競争原理が働いていないため価格を下げる努力の必要がない

 高速道路のSA・PAのガソリンスタンドは、セルフが少ない印象がある。たとえばNEXCO中日本管内だと、全部で64あるスタンドのうち、セルフは13カ所のみ。残り51カ所は有人店舗だ。割合にすると約2割ということになる。一方、全国平均のセルフ率は約3割。SA・PAのセルフ率は明らかに少ない。なぜなのだろう。

 答えを簡単に説明すれば、「SA・PAのガソリンスタンドには、競争原理が働いていないから」である。

 SA・PAのガソリンスタンドは、セルフ率が低いだけでなく、ガソリン価格そのものが非常に高い。全国平均に比べると、現状、リッターあたり約20円も高いのが実情だ。これは、SA・PAのスタンドにかけられていた規制が緩和されてからの現象である。2008年まで、SA・PAの燃料価格には上限制度があり、前月の全国平均価格が翌月に適用され、事実上の全国統一価格となっていた。

 ところが、2006年からの原油価格暴騰の際、SA・PAのスタンドが一般店より断然安い状況が生まれ、SA・PAが給油客で渋滞。2008年、上限価格が廃止され、価格を自由に決められるようになった。なぜこれほど価格が高いのか、SA・PAのスタンドで店員に尋ねると、「燃料を運ぶのに高速料金がかかるから」といった答えが返ってくるが、事実は異なるようだ。

 SA・PAは、高速道路上のため、基本的には黙っていても客が来る。近年はあまりの価格の高さが原因で、かなり敬遠されてはいるが、それでも仕方なく給油する客は必ずいる。まぁ交通量が少ない路線では営業が成り立たず、撤退が相次いでいるが……。

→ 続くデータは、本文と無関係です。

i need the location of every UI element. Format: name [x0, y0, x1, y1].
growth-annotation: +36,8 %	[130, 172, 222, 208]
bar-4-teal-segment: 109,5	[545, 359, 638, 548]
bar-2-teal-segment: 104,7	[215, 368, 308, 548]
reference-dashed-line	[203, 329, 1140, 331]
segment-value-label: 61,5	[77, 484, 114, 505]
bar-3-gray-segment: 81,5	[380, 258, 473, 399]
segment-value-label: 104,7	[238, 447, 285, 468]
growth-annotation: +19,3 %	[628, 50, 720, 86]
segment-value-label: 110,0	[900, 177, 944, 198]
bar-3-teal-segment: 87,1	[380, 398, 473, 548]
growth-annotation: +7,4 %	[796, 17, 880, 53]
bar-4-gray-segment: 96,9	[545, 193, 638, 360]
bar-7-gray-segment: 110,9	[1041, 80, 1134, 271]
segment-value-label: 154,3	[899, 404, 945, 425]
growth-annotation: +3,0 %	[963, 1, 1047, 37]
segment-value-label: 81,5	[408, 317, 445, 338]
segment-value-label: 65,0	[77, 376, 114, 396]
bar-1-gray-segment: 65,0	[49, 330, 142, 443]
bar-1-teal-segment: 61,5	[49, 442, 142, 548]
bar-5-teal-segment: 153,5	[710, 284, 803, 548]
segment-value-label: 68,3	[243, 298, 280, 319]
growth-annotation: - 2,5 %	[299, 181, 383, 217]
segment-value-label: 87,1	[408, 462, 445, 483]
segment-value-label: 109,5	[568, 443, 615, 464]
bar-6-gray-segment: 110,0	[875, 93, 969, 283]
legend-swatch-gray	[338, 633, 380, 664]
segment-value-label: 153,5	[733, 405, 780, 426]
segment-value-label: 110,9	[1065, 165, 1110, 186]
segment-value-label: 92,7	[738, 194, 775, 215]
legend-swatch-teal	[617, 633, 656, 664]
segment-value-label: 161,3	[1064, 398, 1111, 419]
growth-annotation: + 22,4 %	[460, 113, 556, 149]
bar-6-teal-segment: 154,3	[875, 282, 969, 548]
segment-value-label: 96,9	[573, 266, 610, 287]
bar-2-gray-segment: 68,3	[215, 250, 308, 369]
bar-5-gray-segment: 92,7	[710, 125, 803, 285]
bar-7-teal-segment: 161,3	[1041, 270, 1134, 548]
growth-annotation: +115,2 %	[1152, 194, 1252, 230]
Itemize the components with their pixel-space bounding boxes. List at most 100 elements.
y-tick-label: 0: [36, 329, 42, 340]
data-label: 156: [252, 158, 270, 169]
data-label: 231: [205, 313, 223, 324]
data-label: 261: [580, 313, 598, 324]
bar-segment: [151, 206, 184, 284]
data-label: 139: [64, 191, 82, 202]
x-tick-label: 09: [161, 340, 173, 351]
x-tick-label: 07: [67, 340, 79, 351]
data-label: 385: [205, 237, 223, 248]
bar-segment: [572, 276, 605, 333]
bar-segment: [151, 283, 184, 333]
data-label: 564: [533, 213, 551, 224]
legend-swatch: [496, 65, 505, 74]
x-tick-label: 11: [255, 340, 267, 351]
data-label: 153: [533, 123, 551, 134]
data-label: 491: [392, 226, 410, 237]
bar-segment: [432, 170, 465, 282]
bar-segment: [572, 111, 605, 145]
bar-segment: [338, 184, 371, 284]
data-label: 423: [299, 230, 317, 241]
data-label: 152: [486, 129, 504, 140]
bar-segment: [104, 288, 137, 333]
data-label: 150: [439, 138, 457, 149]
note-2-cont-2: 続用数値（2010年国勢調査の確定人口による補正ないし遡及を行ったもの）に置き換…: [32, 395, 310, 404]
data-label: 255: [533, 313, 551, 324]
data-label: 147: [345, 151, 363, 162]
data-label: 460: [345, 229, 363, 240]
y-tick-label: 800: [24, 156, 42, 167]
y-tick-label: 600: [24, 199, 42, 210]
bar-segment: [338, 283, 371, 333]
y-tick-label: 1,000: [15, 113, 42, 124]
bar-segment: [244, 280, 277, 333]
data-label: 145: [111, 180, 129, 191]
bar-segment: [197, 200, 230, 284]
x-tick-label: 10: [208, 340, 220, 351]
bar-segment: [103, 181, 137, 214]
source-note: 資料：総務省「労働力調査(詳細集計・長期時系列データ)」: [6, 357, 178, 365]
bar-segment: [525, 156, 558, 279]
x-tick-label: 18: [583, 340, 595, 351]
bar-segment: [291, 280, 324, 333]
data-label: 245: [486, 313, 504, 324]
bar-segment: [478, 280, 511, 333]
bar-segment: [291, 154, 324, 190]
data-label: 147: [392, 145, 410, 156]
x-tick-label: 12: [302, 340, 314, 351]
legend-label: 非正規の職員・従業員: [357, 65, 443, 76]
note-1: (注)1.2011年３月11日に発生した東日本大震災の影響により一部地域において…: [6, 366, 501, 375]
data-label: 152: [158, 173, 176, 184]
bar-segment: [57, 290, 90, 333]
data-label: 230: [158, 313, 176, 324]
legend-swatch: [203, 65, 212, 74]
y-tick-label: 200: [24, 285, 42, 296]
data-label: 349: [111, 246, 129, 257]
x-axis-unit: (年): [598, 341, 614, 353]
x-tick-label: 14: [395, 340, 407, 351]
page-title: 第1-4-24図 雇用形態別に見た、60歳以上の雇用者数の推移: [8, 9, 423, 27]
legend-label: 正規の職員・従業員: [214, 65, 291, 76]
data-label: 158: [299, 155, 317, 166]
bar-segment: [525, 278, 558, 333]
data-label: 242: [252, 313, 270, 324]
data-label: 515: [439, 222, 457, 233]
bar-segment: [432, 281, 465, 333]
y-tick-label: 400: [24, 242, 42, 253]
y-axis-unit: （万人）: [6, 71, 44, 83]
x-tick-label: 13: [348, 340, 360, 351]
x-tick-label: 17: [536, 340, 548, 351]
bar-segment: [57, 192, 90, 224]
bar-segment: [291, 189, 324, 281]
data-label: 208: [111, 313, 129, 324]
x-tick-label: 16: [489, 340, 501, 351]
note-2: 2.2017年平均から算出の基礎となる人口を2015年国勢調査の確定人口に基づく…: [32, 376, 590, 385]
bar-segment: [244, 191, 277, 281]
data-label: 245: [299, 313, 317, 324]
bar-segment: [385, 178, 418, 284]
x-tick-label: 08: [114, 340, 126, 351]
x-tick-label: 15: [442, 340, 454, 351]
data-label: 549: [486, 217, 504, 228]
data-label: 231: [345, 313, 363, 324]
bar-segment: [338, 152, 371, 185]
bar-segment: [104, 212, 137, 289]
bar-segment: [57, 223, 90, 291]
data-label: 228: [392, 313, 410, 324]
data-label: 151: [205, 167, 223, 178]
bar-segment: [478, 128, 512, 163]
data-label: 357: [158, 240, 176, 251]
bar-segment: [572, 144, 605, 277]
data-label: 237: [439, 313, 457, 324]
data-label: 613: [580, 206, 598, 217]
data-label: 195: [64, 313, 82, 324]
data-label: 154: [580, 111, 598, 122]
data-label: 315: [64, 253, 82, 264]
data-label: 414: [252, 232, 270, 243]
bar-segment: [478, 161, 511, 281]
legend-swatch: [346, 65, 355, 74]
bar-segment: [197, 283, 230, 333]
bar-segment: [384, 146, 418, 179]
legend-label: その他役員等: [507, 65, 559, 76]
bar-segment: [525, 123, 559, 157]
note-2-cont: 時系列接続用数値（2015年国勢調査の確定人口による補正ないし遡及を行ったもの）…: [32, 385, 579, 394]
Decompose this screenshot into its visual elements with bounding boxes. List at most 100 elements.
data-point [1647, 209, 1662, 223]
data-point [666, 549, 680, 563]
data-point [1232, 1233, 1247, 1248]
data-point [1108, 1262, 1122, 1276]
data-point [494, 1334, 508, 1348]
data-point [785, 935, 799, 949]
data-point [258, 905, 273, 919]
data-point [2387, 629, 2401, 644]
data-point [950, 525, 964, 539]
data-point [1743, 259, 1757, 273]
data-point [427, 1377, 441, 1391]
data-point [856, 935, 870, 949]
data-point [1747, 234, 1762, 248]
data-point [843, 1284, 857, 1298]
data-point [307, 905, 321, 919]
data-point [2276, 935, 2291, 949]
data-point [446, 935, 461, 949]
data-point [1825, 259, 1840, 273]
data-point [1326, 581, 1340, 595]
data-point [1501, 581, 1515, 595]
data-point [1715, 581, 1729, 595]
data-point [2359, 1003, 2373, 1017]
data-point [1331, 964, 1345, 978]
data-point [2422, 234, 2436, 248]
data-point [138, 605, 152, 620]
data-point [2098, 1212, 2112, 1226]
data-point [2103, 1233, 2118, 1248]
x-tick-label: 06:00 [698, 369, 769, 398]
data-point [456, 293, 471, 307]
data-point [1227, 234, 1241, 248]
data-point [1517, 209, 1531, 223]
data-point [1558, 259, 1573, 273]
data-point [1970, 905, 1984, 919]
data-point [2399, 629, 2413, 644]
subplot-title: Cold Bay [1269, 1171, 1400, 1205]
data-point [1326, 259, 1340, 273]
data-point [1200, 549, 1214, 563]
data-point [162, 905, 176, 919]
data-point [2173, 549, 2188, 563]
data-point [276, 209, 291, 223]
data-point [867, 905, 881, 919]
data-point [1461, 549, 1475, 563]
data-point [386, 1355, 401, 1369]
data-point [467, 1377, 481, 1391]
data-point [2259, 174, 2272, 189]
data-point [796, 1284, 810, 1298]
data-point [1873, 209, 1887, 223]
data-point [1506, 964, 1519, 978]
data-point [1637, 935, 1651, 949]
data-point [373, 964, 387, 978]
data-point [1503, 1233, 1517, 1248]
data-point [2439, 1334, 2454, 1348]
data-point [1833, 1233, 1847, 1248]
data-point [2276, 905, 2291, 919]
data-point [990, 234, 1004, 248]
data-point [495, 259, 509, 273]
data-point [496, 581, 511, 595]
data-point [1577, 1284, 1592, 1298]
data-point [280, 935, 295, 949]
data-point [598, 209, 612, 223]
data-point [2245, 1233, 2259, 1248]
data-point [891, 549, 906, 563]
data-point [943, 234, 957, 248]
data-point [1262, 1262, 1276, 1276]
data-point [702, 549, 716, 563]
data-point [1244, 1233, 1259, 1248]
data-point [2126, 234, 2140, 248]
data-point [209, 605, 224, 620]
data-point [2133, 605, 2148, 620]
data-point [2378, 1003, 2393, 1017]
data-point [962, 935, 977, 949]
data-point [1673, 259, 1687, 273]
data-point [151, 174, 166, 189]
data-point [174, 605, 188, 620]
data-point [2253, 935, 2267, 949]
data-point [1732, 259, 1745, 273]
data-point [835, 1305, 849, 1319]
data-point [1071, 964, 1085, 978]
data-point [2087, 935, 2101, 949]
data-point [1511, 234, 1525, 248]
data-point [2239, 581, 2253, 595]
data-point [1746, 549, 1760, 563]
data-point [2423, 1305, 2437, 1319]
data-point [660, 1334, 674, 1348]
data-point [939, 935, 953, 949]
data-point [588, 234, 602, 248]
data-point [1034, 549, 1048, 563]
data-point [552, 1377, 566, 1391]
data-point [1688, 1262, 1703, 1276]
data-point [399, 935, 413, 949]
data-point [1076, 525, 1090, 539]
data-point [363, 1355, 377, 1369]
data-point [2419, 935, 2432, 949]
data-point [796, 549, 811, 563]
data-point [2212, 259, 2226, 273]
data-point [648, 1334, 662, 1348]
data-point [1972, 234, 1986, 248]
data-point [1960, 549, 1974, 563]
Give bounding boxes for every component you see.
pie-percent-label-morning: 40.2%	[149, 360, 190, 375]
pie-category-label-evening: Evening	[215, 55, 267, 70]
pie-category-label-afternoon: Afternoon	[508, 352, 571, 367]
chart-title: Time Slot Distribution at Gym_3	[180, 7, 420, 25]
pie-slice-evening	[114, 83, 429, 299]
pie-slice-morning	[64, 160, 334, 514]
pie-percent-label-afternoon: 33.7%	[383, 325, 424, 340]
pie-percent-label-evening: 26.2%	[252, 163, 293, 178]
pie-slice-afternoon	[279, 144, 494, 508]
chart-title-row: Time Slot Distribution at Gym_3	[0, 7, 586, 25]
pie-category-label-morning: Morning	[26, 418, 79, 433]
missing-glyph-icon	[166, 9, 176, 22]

販売した量に応じた値引きがないことが高い価格につながる

 とにかく、石油元売り各社は、SA・PAのガソリンスタンドに対しては、「報奨金」的な値引きを行っていないらしい。一般道のガソリンスタンドでは、安売りしても数量を多くさばけば、元売りから値引きが受けられる。そこで値下げをしてでも、多くの客を取ろうというスタンドが現れ、周辺のスタンドも対抗上値下げを行っている。SA・PAの場合、そういった競争が起こらない環境にある。よって、一般道のスタンドに対する価格差は、さらに少しづつ広がりつつある。

 ところで、近年はセルフスタンドだからと言って、ガソリン価格が安いわけではなく、フルサービス店とほとんど変わらなくなっている。経営する側にとっては、フルサービスのほうがガソリン以外の商品を売りやすいが、お客側としては、セルフスタンドのほうが手早く給油を済ませられる面もあり、セルフが必ずしも安さで勝負する時代ではなくなっている。

 ただしSA・PAのスタンド場合、オイル交換やパンク修理などのサービスは、有人店でも現状ほぼやっておらず、「給油できるだけありがたいと思え」的な、上から目線状態になっている。もはや、「SA・PAにはガソリンスタンドはない」くらいのつもりで自衛するしかないが、NEXCO各社は、いい加減、給油&メンテナンスサービスの著しい品質低下に関して、何らかの対策を打ってもらいたい。